Tant que subsistera le mot
anticapitalisme, aucune contre-théorie ou contre-pratique ne verra le jour.
L’anticapitalisme est le premier
rempart du prolétarisme.
Primo, il apparaît de plus en
plus clairement que le capitalisme, pour employer une terminologie dépassée
quoique toujours en usage partout, en tant que système instable et
contradictoire, a besoin d’une opposition faussement radicale pour l’étayer. Celle-ci
aura pour charge d’extérioriser la polarité négative menaçante et freinera le
processus inexorable d’écroulement. Sa
fonction est d’exhiber une demi vérité spectaculaire pour cacher les
fondements. On attire les velléités révolutionnaires dans un espace travesti,
donnant toute les apparences de la science et de la subversion, pour les
circonscrire et les contrôler. Les adolescents en mal de révolte s’y
précipiteront en masse et formeront un choeur bruitiste infranchissable,
étouffant toute tentative de remise en question. Des commentaires, aussi incessants
qu’ineptes, sur des commentaires de commentaires, créeront un bruit de fond
propre à hébéter le quidam qui pensera devant tant de morgue vociférante avoir
à faire au nec plus ultra de la contestation. Occuper le terrain jour et nuit par
des bavardages, voilà la technique publicitaire de nos alternatifs officiels.

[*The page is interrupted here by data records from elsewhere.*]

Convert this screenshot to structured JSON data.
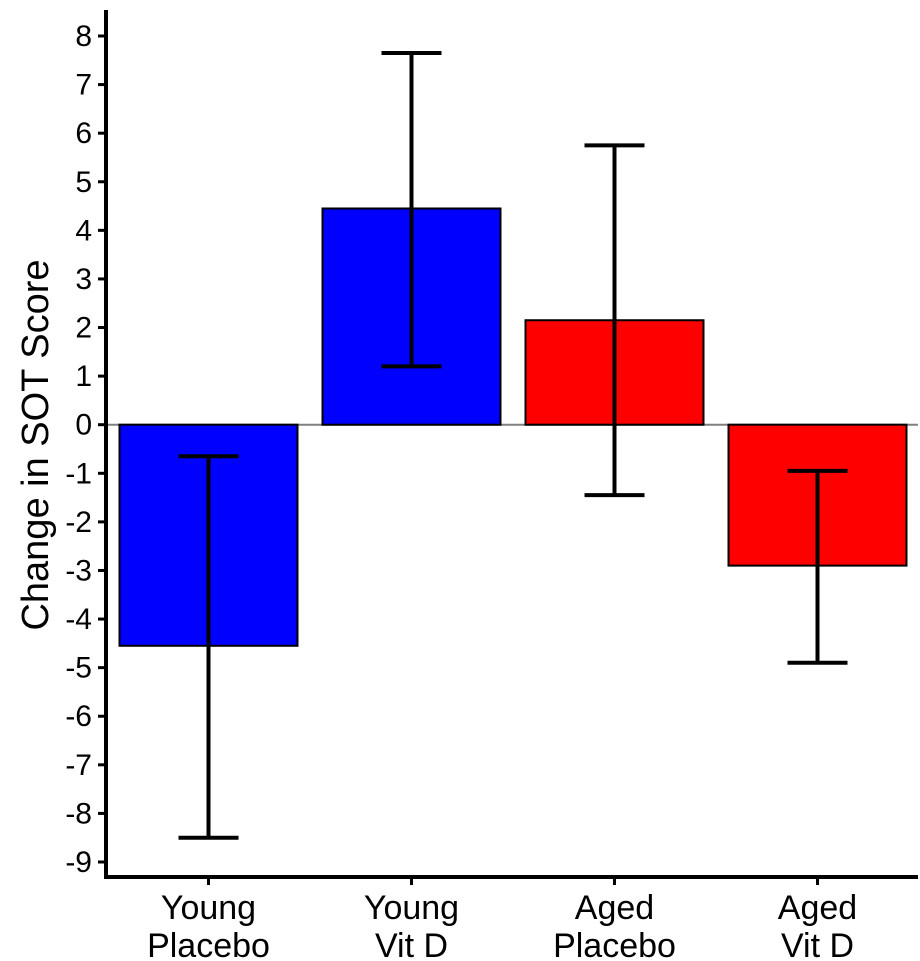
{
  "chart_data": {
    "type": "bar",
    "title": "",
    "xlabel": "",
    "ylabel": "Change in SOT Score",
    "ylim": [
      -9.2,
      8.4
    ],
    "yticks": [
      8,
      7,
      6,
      5,
      4,
      3,
      2,
      1,
      0,
      -1,
      -2,
      -3,
      -4,
      -5,
      -6,
      -7,
      -8,
      -9
    ],
    "categories": [
      [
        "Young",
        "Placebo"
      ],
      [
        "Young",
        "Vit D"
      ],
      [
        "Aged",
        "Placebo"
      ],
      [
        "Aged",
        "Vit D"
      ]
    ],
    "values": [
      -4.55,
      4.45,
      2.15,
      -2.9
    ],
    "error_low": [
      -8.5,
      1.2,
      -1.45,
      -4.9
    ],
    "error_high": [
      -0.65,
      7.65,
      5.75,
      -0.95
    ],
    "colors": [
      "#0000ff",
      "#0000ff",
      "#ff0000",
      "#ff0000"
    ],
    "zero_line_color": "#808080",
    "grid": false,
    "legend": "none"
  }
}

Des gardes rouges ou noirs, curés du dogme, crieront fort à tous les coins de
rue pour montrer qu’eux seuls représentent l’avenir. Quand le psittacisme tient
lieu de pensée.
Deuxio, l’anticapitalisme présuppose
un capitalisme. L’anti suppose connu ce à quoi il s’oppose, puisqu’il veut le remplacer
par son strict contraire. Si le capitalisme, c’est l’exploitation de l’homme
par l’homme, l’anticapitalisme sera donc son contraire? Ceci a été vérifié
historiquement. Tout repose sur la compréhension exacte du système et le nom
qu’on lui donne. S’il s’agit de réformer à la marge, va encore, mais si l’on
veut remplacer le système tout entier, mieux vaut y regarder à deux fois.
Sur ce mot là, donc, capitalisme,
plus rien ne peut être fondé. Mais le mot rassure les ignorants et complaît à
leurs docteurs et maîtres. Il n’est donc pas question d’en changer. Et tout le
monde de répéter le mantra : capitalisme-anticapitalisme.
Je propose de foutre l’eau sale
de l’anticapitalisme par la fenêtre en prenant grand soin de ne pas jeter le
bébé de la critique avec.
Quand on en arrive à ce degré de
confusion et de marasme intellectuel dans lequel nous vivons, il est sain de
faire un ménage drastique. Voyons ensuite ce qu’il en reste.
La confusion première est née
d’un euphémisme involontaire. On a dit exploitation de l’homme par l’homme,
alors qu’il aurait fallu crier : « destruction de l’homme par
l’homme ». L’exploitation existe bel et bien, mais elle est secondaire par
rapport à la destruction universelle. Que vaut de supprimer l’exploitation si
la destruction se poursuit. Et qu’on ne me dise pas que l’une provoque l’autre.
Voilà un argument bien fait pour perpétuer le crime. Non ! ce n’est pas
l’exploitation qui induit la destruction, mais la destruction qui s’exprime par
l’exploitation, c’est bien différent, et beaucoup plus tragique.
Comprenez bien cela :
l’exploitation est la conséquence de la destruction, et non l’inverse.
Quelle conclusion ?
Il faut agir sur ce qui détruit
derrière ce qui exploite. Il ne faut pas se tromper de combat. Le péril étant
de demeurer.
C’est difficile à
comprendre ? Oui, j’en conviens. Mais pas impossible.